Going on Dates
by the Dating Diva
Helen called me up last night upset. Very upset. As in, spending-the-last- 48-hours-cleaning-her-house-from-top-to-bottom-and-even-disinfecting-the-refrigerator upset. The problem was she'd had a date last week and he had yet to call again. This was, in fact, her first date in some time and she now remembered why she'd dropped the whole process in the first place. Rejection, after all, can ruin a girl's day. She was ready to throw in the towel again, dating sucks, and she likes her dog better, anyway.
Here's the thing -- on a scale of one to ten Helen said this guy was, say, maybe a six and a half. A six and a half! That's translates to a D, if you do the math. Just in case you're wondering, Helen is extremely attractive, extremely intelligent, and a gourmet cook to boot. Yet here he was topping out at 6.5, and she was upset she hadn't heard from him. Something is very, very wrong here.
And I know what it is. Kids today -- they just don't date.
My parents used to say this to me and I would get all huffy. I have, after all, done the dinner and a movie thing on numerous occasions. Just because I never went through some ritualized letter-jacket-borrowing, his-class-ring-wearing, pinned-getting routine doesn't mean I don't date.

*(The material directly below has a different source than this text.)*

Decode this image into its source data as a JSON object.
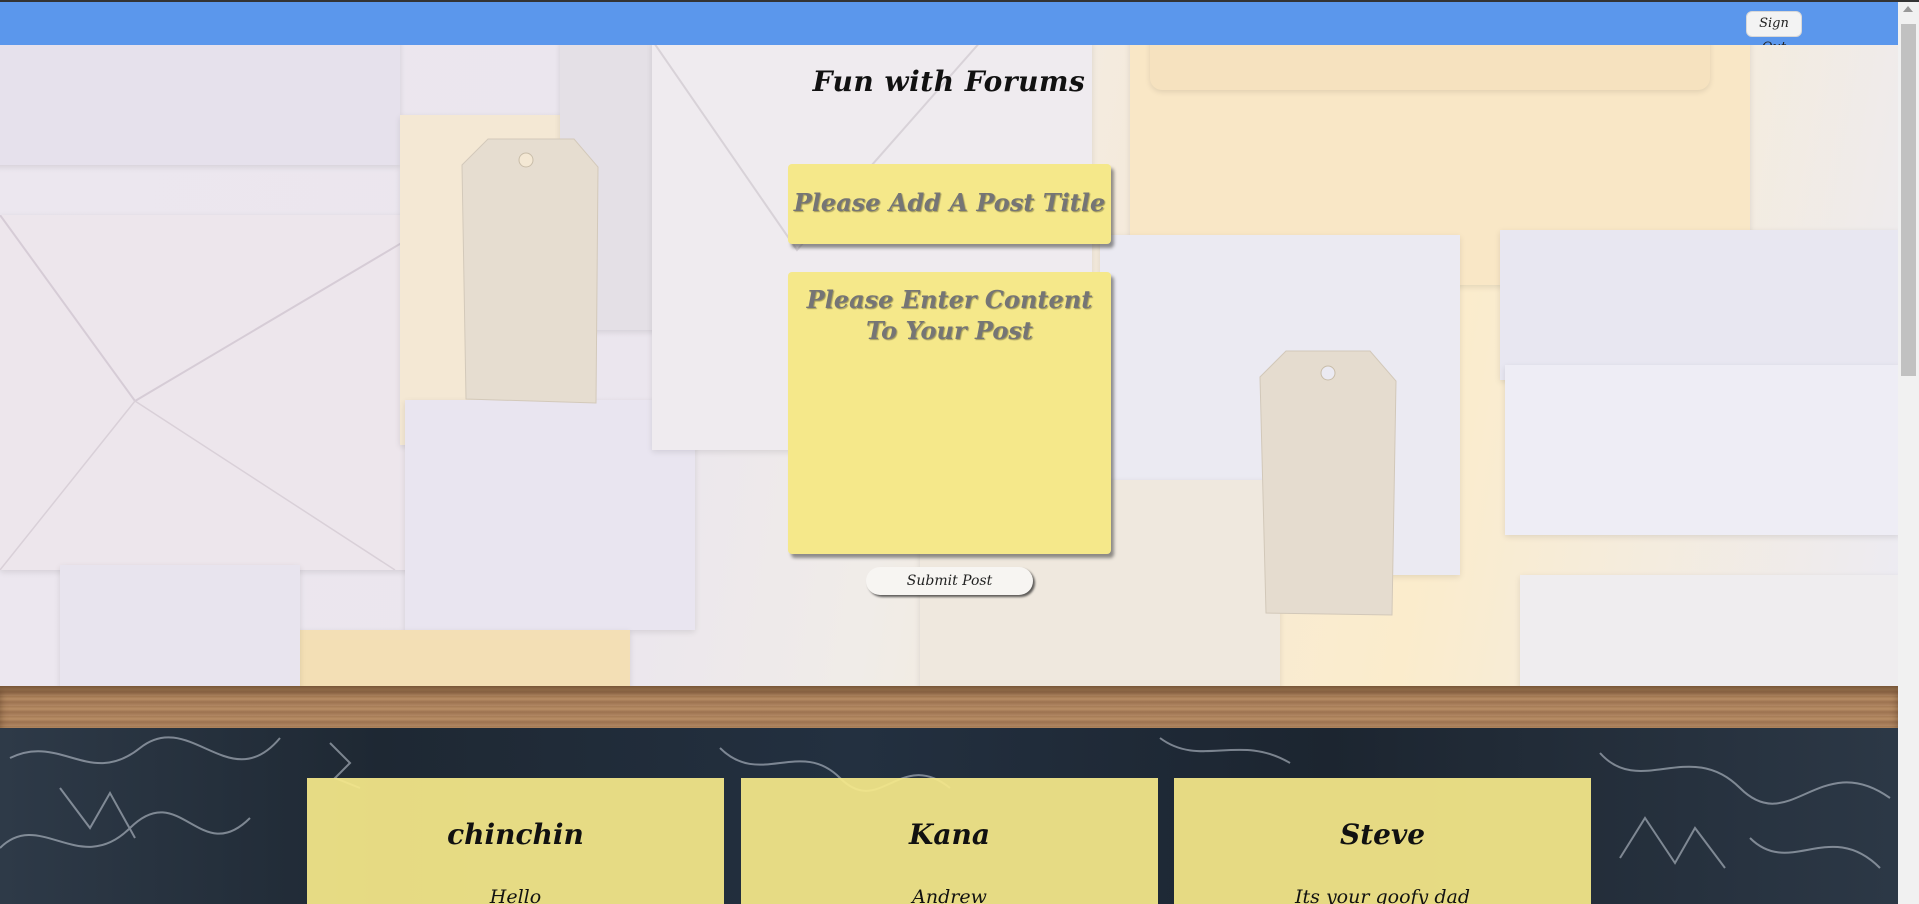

But I've since realized that just the word "dating" means a far different thing to them than it does to my friends. To them "Dating" sums up this whole middle ground between friends and lovers. It's what you did with people you liked, but with whom you weren't necessarily in love. It's what you did to have fun on a Saturday night, not just to hold Boyfriend auditions. And, it certainly wasn't about commitment, at least not until something important -- pick your accessory of choice: jacket, ring, or pin -- changed hands.
Nowadays, we've lost this middle ground. Too many people think there are only two categories: Boyfriend/Girlfriend or NOT Boyfriend/Girlfriend. And dating is what one does with the former. I have one friend who says she would never go on a second date with someone whom she couldn't imagine marrying. Excuse me? This way lies madness.
This is how people like Helen's Mr. Doesn't-Even-Muster-A-Seven end up becoming more important than they should. Helen liked him enough to consider going out with him again, and so he got plunked down into a potential Boyfriend category. Consequently, she cared far too much when she didn't hear from him.
And so she wanted to go back to her non-dating ways. But the answer isn't to go out less. It's to go out more. If you go out more, each individual date isn't as important, as confusing. Each individual prospect isn't so important and confusing. And we might, just might, be able to bring back the middle ground, a bonafide third category -- the Date -- and open up whole new vistas of relationships.
So, all together now -- repeat after me: We are going to go on dates. We are going to go out on second dates. We are not going to perceive dates as an all or nothing affair, where at the end we have to decide if they are close enough to a soulmate to keep around. No, we only have to decide if they were a cool enough person to hang out with occasionally on a Saturday night. And, most of all, we will not confuse a Date with a Boyfriend.
At least not until he lets us wear his letter jacket.